Ever have Dolphin eat every fish you release? I seldom have the problem but I understand it is a serious problem in the Panhandle sometimes. 
I just received an e-mail *(June, 2001*) from J. Dawkins in Australia with this tip. "When the bloody Dolphins are eating your fish, take a 2 meter length of steel rod, tie it to a length of line and drop the end of the rod into the water whilst holding on to the line with the top of the rod above the surface. Whack the steel rod with another short length of rod and the Dolphin will flee." Yeah, it just might work. 

I decided to up date this one tonight (8 Jan 2017).

4' of 2" SS pipe doesn't take up too much room. Mine has a clevis for attaching a rope on one end. I have 18" of 3/4" (MOL) that I use to whack it with. I've seen Dolphin clear the water by 10 feet when I whack the pipe. 

I took this rig to Venice, La after a trip where we had 50% of the Blackfins we hooked mangled or eaten by Dolphins. On the next trip, when the Dolphins came in to feast, I ran them off fast.

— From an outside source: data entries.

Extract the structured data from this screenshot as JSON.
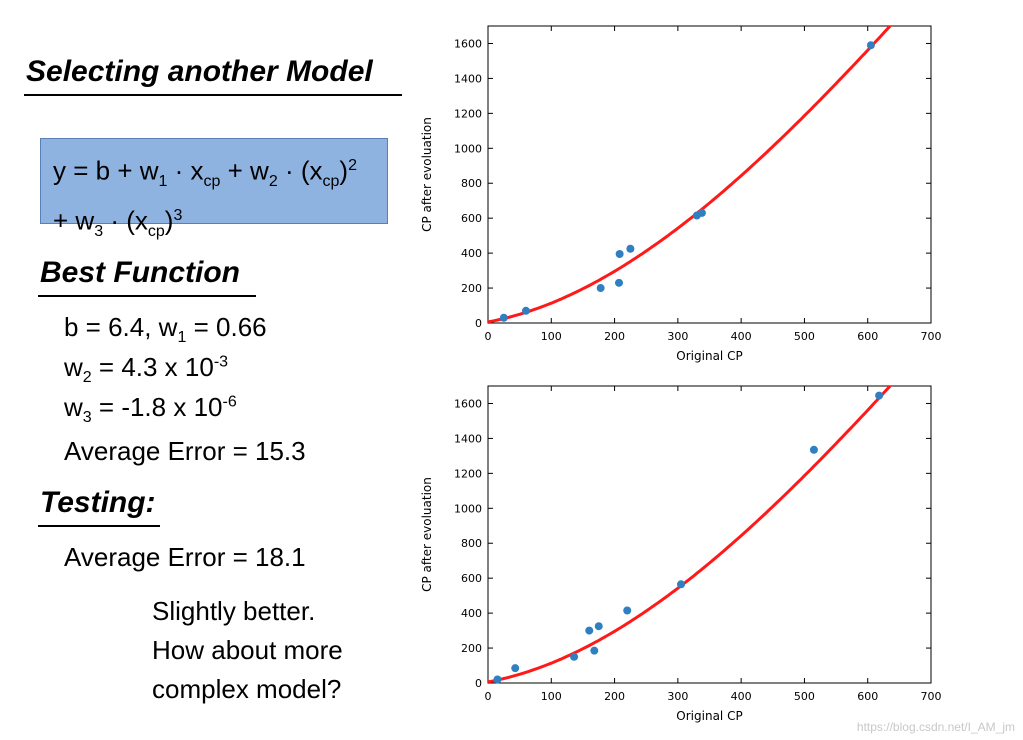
{
  "slide": {
    "title": "Selecting another Model",
    "equation": {
      "y": "y = b + w",
      "s1": "1",
      "p1": " · x",
      "s2": "cp",
      "p2": " + w",
      "s3": "2",
      "p3": " · (x",
      "s4": "cp",
      "p4": ")",
      "sup1": "2",
      "l2a": "+ w",
      "s5": "3",
      "l2b": " · (x",
      "s6": "cp",
      "l2c": ")",
      "sup2": "3"
    },
    "best_function": {
      "title": "Best Function",
      "b_line_a": "b = 6.4, w",
      "b_line_sub": "1",
      "b_line_b": " = 0.66",
      "w2_a": "w",
      "w2_sub": "2",
      "w2_b": " = 4.3 x 10",
      "w2_sup": "-3",
      "w3_a": "w",
      "w3_sub": "3",
      "w3_b": " = -1.8 x 10",
      "w3_sup": "-6",
      "avg_error": "Average Error = 15.3"
    },
    "testing": {
      "title": "Testing:",
      "avg_error": "Average Error = 18.1"
    },
    "note": {
      "line1": "Slightly better.",
      "line2": "How about more",
      "line3": "complex model?"
    },
    "watermark": "https://blog.csdn.net/I_AM_jm"
  },
  "chart_data": [
    {
      "type": "scatter",
      "title": "",
      "xlabel": "Original CP",
      "ylabel": "CP after evoluation",
      "xlim": [
        0,
        700
      ],
      "ylim": [
        0,
        1700
      ],
      "xticks": [
        0,
        100,
        200,
        300,
        400,
        500,
        600,
        700
      ],
      "yticks": [
        0,
        200,
        400,
        600,
        800,
        1000,
        1200,
        1400,
        1600
      ],
      "points": [
        [
          25,
          30
        ],
        [
          60,
          70
        ],
        [
          178,
          200
        ],
        [
          207,
          230
        ],
        [
          208,
          395
        ],
        [
          225,
          425
        ],
        [
          330,
          615
        ],
        [
          338,
          630
        ],
        [
          605,
          1590
        ]
      ],
      "curve": {
        "b": 6.4,
        "w1": 0.66,
        "w2": 0.0043,
        "w3": -1.8e-06,
        "color": "#ff1a1a"
      },
      "point_color": "#2f7fc1"
    },
    {
      "type": "scatter",
      "title": "",
      "xlabel": "Original CP",
      "ylabel": "CP after evoluation",
      "xlim": [
        0,
        700
      ],
      "ylim": [
        0,
        1700
      ],
      "xticks": [
        0,
        100,
        200,
        300,
        400,
        500,
        600,
        700
      ],
      "yticks": [
        0,
        200,
        400,
        600,
        800,
        1000,
        1200,
        1400,
        1600
      ],
      "points": [
        [
          15,
          20
        ],
        [
          43,
          85
        ],
        [
          136,
          150
        ],
        [
          160,
          300
        ],
        [
          168,
          185
        ],
        [
          175,
          325
        ],
        [
          220,
          415
        ],
        [
          305,
          565
        ],
        [
          515,
          1335
        ],
        [
          618,
          1645
        ]
      ],
      "curve": {
        "b": 6.4,
        "w1": 0.66,
        "w2": 0.0043,
        "w3": -1.8e-06,
        "color": "#ff1a1a"
      },
      "point_color": "#2f7fc1"
    }
  ]
}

I don't know how far some of the piers in the Panhandle area are above the water but I'll bet a lot of fish would be saved with really long pipes hanging from chain. Of course "Tree Huggers" would P!$$ and moan.:whistling:


----------



## amarcafina (Aug 24, 2008)

I may have to try this .. I hate when they come in for a free lunch


----------